Kempczinski’s speech was the first a McDonald’s CEO has ever given at the IFA’s annual event and represent a relatively rare appearance for a chief executive from the world’s largest restaurant chain at a major trade group event.

Yet it comes as the company has grown more public in its pushback against state and federal regulators and political proposals that have targeted either franchises, fast food or both. Kempczinski himself has made speeches targeting crime in Chicago, while Joe Erlinger, president of McDonald’s USA, has made multiple pronouncements warning of the potential impact of California’s Fast Act, which would create a council overseeing wages and regulations at large fast-food chains in the state.

But Monday was the first true, forceful pushback against proposed “joint employer” regulations by a McDonald’s chief executive.
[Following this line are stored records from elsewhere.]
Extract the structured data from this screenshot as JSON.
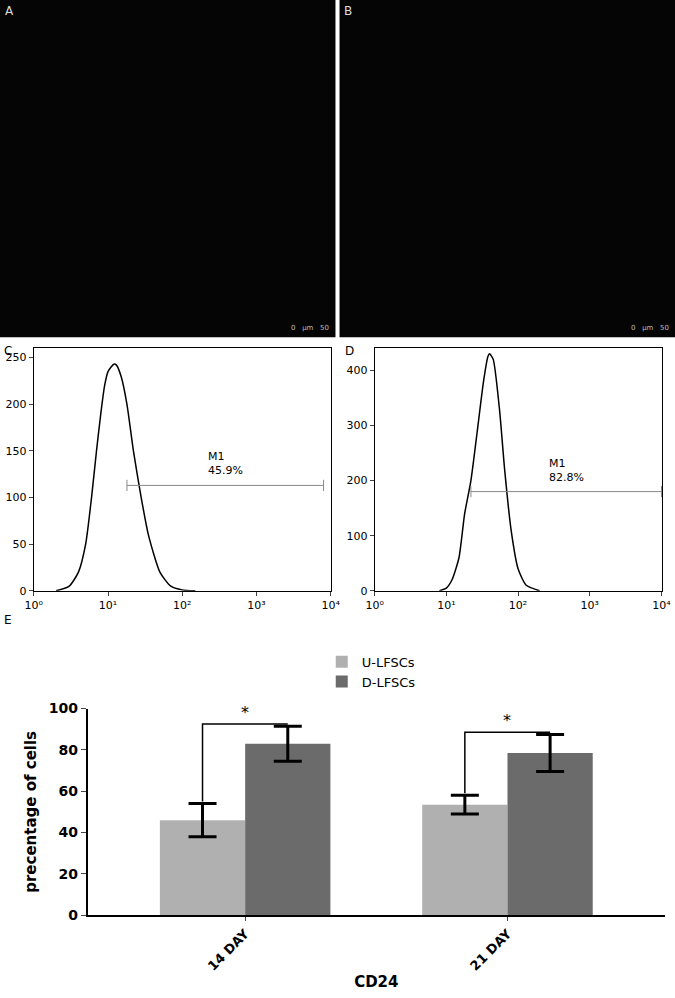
{
  "chart_data": [
    {
      "type": "image",
      "label": "A",
      "scale_bar": [
        "0",
        "μm",
        "50"
      ]
    },
    {
      "type": "image",
      "label": "B",
      "scale_bar": [
        "0",
        "μm",
        "50"
      ]
    },
    {
      "type": "line",
      "label": "C",
      "color": "#000000",
      "log": "x",
      "x": [
        2,
        3,
        4,
        5,
        6,
        7,
        8,
        9,
        10,
        11,
        12,
        13,
        15,
        18,
        22,
        28,
        35,
        50,
        70,
        100,
        150
      ],
      "values": [
        0,
        5,
        20,
        50,
        100,
        150,
        190,
        220,
        235,
        240,
        243,
        242,
        230,
        200,
        150,
        100,
        60,
        20,
        5,
        1,
        0
      ],
      "xlim": [
        1,
        10000
      ],
      "xticks": [
        {
          "value": 1,
          "label": "10⁰"
        },
        {
          "value": 10,
          "label": "10¹"
        },
        {
          "value": 100,
          "label": "10²"
        },
        {
          "value": 1000,
          "label": "10³"
        },
        {
          "value": 10000,
          "label": "10⁴"
        }
      ],
      "ylim": [
        0,
        260
      ],
      "yticks": [
        0,
        50,
        100,
        150,
        200,
        250
      ],
      "gate": {
        "label": "M1",
        "text": "45.9%",
        "x": [
          18,
          8000
        ],
        "y": 113
      }
    },
    {
      "type": "line",
      "label": "D",
      "color": "#000000",
      "log": "x",
      "x": [
        8,
        10,
        12,
        15,
        18,
        22,
        27,
        33,
        38,
        40,
        45,
        55,
        65,
        80,
        100,
        130,
        200
      ],
      "values": [
        0,
        5,
        20,
        60,
        140,
        200,
        290,
        380,
        425,
        430,
        420,
        330,
        220,
        110,
        40,
        10,
        0
      ],
      "xlim": [
        1,
        10000
      ],
      "xticks": [
        {
          "value": 1,
          "label": "10⁰"
        },
        {
          "value": 10,
          "label": "10¹"
        },
        {
          "value": 100,
          "label": "10²"
        },
        {
          "value": 1000,
          "label": "10³"
        },
        {
          "value": 10000,
          "label": "10⁴"
        }
      ],
      "ylim": [
        0,
        440
      ],
      "yticks": [
        0,
        100,
        200,
        300,
        400
      ],
      "gate": {
        "label": "M1",
        "text": "82.8%",
        "x": [
          22,
          10000
        ],
        "y": 180
      }
    },
    {
      "type": "bar",
      "label": "E",
      "categories": [
        "14 DAY",
        "21 DAY"
      ],
      "series": [
        {
          "name": "U-LFSCs",
          "color": "#b0b0b0",
          "values": [
            46,
            53.5
          ],
          "errors": [
            8,
            4.5
          ]
        },
        {
          "name": "D-LFSCs",
          "color": "#6b6b6b",
          "values": [
            83,
            78.5
          ],
          "errors": [
            8.5,
            9
          ]
        }
      ],
      "x_label": "CD24",
      "y_label": "precentage of cells",
      "ylim": [
        0,
        100
      ],
      "yticks": [
        0,
        20,
        40,
        60,
        80,
        100
      ],
      "legend": "top",
      "grid": false,
      "significance": [
        {
          "category": "14 DAY",
          "text": "*"
        },
        {
          "category": "21 DAY",
          "text": "*"
        }
      ]
    }
  ]
}
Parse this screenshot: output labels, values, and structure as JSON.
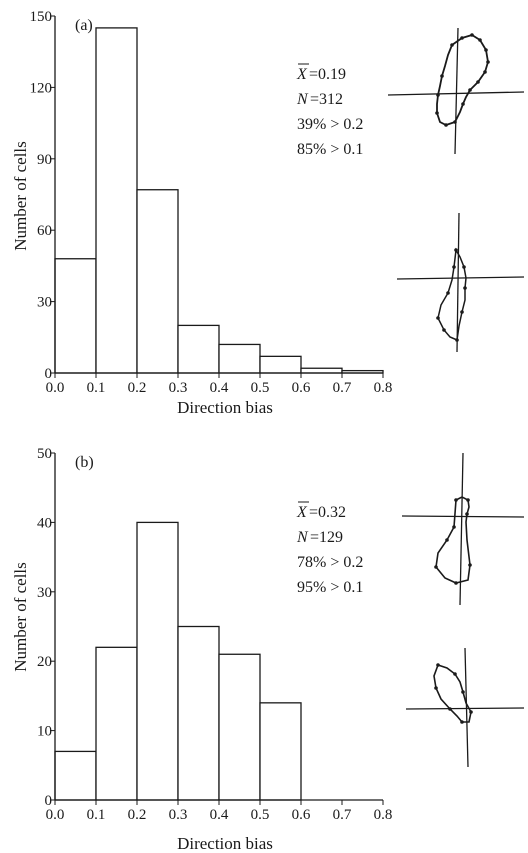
{
  "chart_data": [
    {
      "type": "bar",
      "panel_label": "(a)",
      "xlabel": "Direction bias",
      "ylabel": "Number of cells",
      "bin_edges": [
        0.0,
        0.1,
        0.2,
        0.3,
        0.4,
        0.5,
        0.6,
        0.7,
        0.8
      ],
      "xticks": [
        "0.0",
        "0.1",
        "0.2",
        "0.3",
        "0.4",
        "0.5",
        "0.6",
        "0.7",
        "0.8"
      ],
      "values": [
        48,
        145,
        77,
        20,
        12,
        7,
        2,
        1
      ],
      "ylim": [
        0,
        150
      ],
      "yticks": [
        "0",
        "30",
        "60",
        "90",
        "120",
        "150"
      ],
      "annotations": {
        "mean_symbol": "X",
        "mean": "=0.19",
        "n_symbol": "N",
        "n": "=312",
        "pct_02": "39% > 0.2",
        "pct_01": "85% > 0.1"
      }
    },
    {
      "type": "bar",
      "panel_label": "(b)",
      "xlabel": "Direction bias",
      "ylabel": "Number of cells",
      "bin_edges": [
        0.0,
        0.1,
        0.2,
        0.3,
        0.4,
        0.5,
        0.6,
        0.7,
        0.8
      ],
      "xticks": [
        "0.0",
        "0.1",
        "0.2",
        "0.3",
        "0.4",
        "0.5",
        "0.6",
        "0.7",
        "0.8"
      ],
      "values": [
        7,
        22,
        40,
        25,
        21,
        14,
        0,
        0
      ],
      "ylim": [
        0,
        50
      ],
      "yticks": [
        "0",
        "10",
        "20",
        "30",
        "40",
        "50"
      ],
      "annotations": {
        "mean_symbol": "X",
        "mean": "=0.32",
        "n_symbol": "N",
        "n": "=129",
        "pct_02": "78% > 0.2",
        "pct_01": "95% > 0.1"
      }
    }
  ]
}
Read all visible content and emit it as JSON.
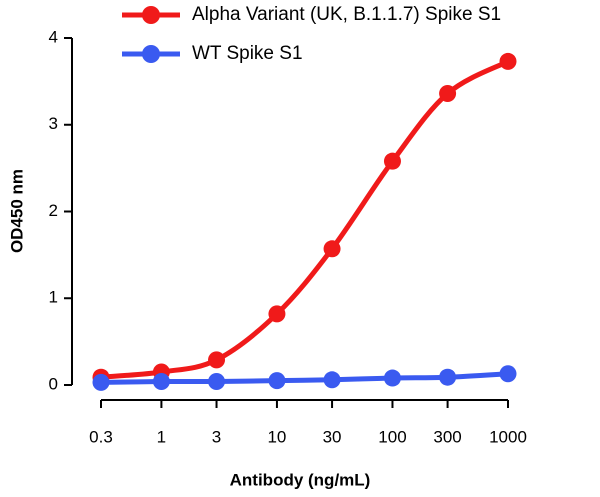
{
  "chart_data": {
    "type": "line",
    "x_label": "Antibody (ng/mL)",
    "y_label": "OD450 nm",
    "x": [
      0.3,
      1,
      3,
      10,
      30,
      100,
      300,
      1000
    ],
    "xscale": "log",
    "xlim": [
      0.3,
      1000
    ],
    "xticks": [
      0.3,
      1,
      3,
      10,
      30,
      100,
      300,
      1000
    ],
    "ylim": [
      0,
      4
    ],
    "yticks": [
      0,
      1,
      2,
      3,
      4
    ],
    "legend": "top",
    "series": [
      {
        "name": "Alpha Variant (UK, B.1.1.7) Spike S1",
        "color": "#f01a1a",
        "values": [
          0.09,
          0.15,
          0.29,
          0.82,
          1.57,
          2.58,
          3.36,
          3.73
        ]
      },
      {
        "name": "WT Spike S1",
        "color": "#3a5af0",
        "values": [
          0.03,
          0.04,
          0.04,
          0.05,
          0.06,
          0.08,
          0.09,
          0.13
        ]
      }
    ]
  }
}
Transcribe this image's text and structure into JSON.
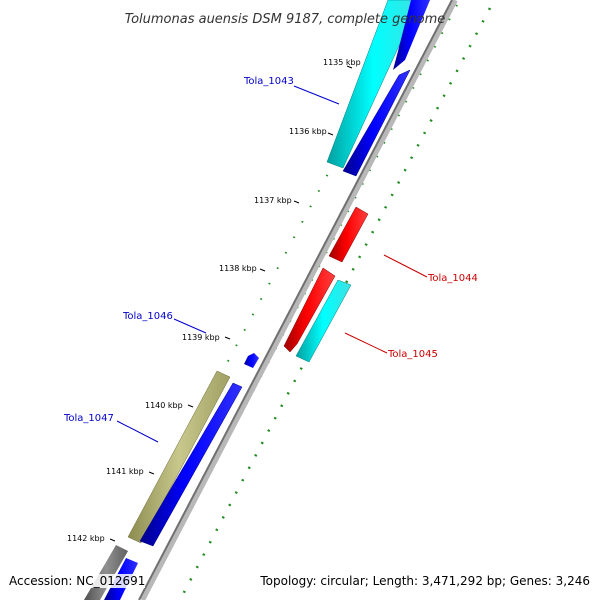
{
  "title": "Tolumonas auensis DSM 9187, complete genome",
  "footer": {
    "accession": "Accession: NC_012691",
    "summary": "Topology: circular; Length: 3,471,292 bp; Genes: 3,246"
  },
  "ticks": [
    "1135 kbp",
    "1136 kbp",
    "1137 kbp",
    "1138 kbp",
    "1139 kbp",
    "1140 kbp",
    "1141 kbp",
    "1142 kbp"
  ],
  "genes": [
    {
      "name": "Tola_1043",
      "color": "#0000ff"
    },
    {
      "name": "Tola_1044",
      "color": "#ff0000"
    },
    {
      "name": "Tola_1045",
      "color": "#ff0000"
    },
    {
      "name": "Tola_1046",
      "color": "#0000ff"
    },
    {
      "name": "Tola_1047",
      "color": "#0000ff"
    }
  ],
  "colors": {
    "forward_cds": "#0000ff",
    "reverse_cds": "#ff0000",
    "cyan_feature": "#00c8c8",
    "olive_feature": "#b4b464",
    "backbone": "#888888",
    "gc_ticks": "#228b22"
  }
}
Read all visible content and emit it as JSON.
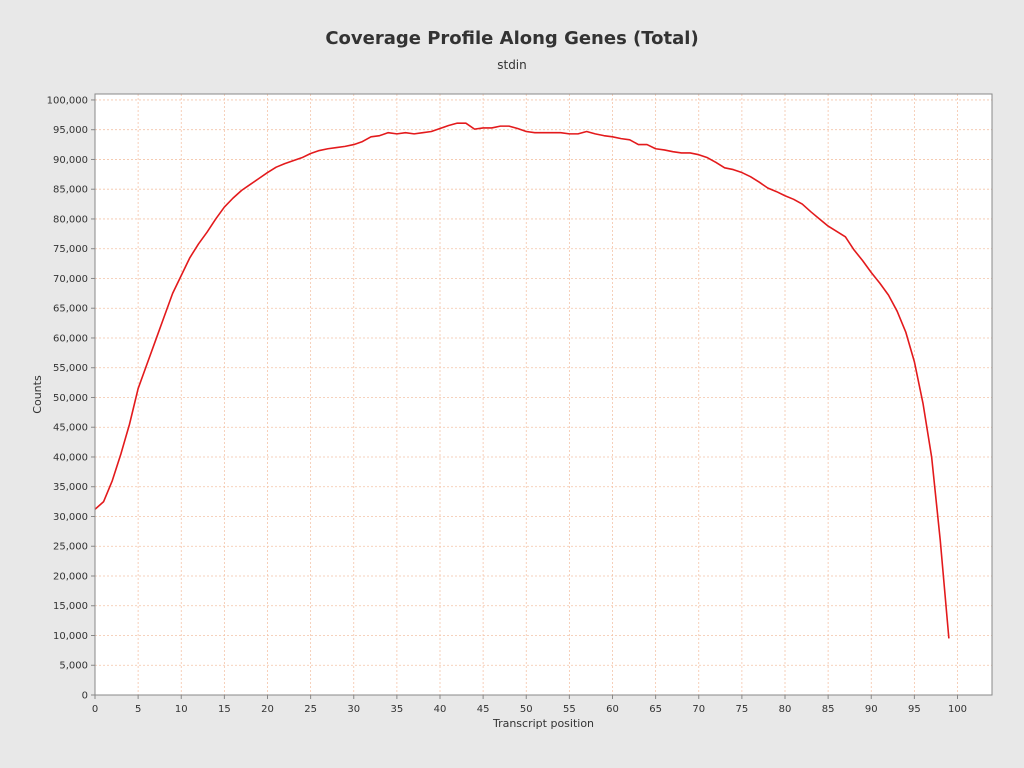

While the company has vigorously opposed a decade-long effort by the NLRB to toughen that standard—which was targeted at the Chicago-based burger giant—for the most part its defense has come in legal documents or through groups like the IFA.

Kempczinski, however, made clear his views on that proposal, which has seen new life in the Biden administration. Regulators have been pushing to make franchisors liable for the employment practices of their franchisees, or joint employers of the licensees' staffs. Kempczinski said the NLRB’s effort to codify that definition would “come at our expense.” He also suggested that the definition would turn franchises from “independent small business owners to employees of the parent company.”

“They would become the middle management of franchisors,” Kempczinski said. “It would destroy the independence and entrepreneurship that’s provided opportunities for so many.”

But he also suggested that efforts are mounting at the state level to increase the regulatory burden on restaurants and franchises. Joint employer legislation has been introduced in both California and New York. 

Kempczinski tied many of these efforts to labor advocates and union group that have been pressuring McDonald’s for years. Labor advocates have targeted McDonald’s with pressure to raise wage rates and improve working conditions, while also allowing for union votes. But that unionization effort failed to take hold at McDonald’s or other traditional fast-food chains outside of Starbucks.

Labor groups that in the past tried to unionize individual restaurants have found sympathetic state legislatures in the past two years that would effectively unionize restaurants “by fiat,” Kempczinski said.

He cited the bill introduced in California that would make franchisors joint employers of their franchisees’ staffs. He also cited the Fast Act and suggested that other states are considering similar proposals.

“If you’re not paying attention to pieces of legislation because they don’t impact you, I’m here to tell you to think again,” Kempczinski said. He cited the Fast Act, which currently focuses just on fast food.

“If you changed just one word in the Fast Act, it would affect anyone in franchising in any industry,” he said.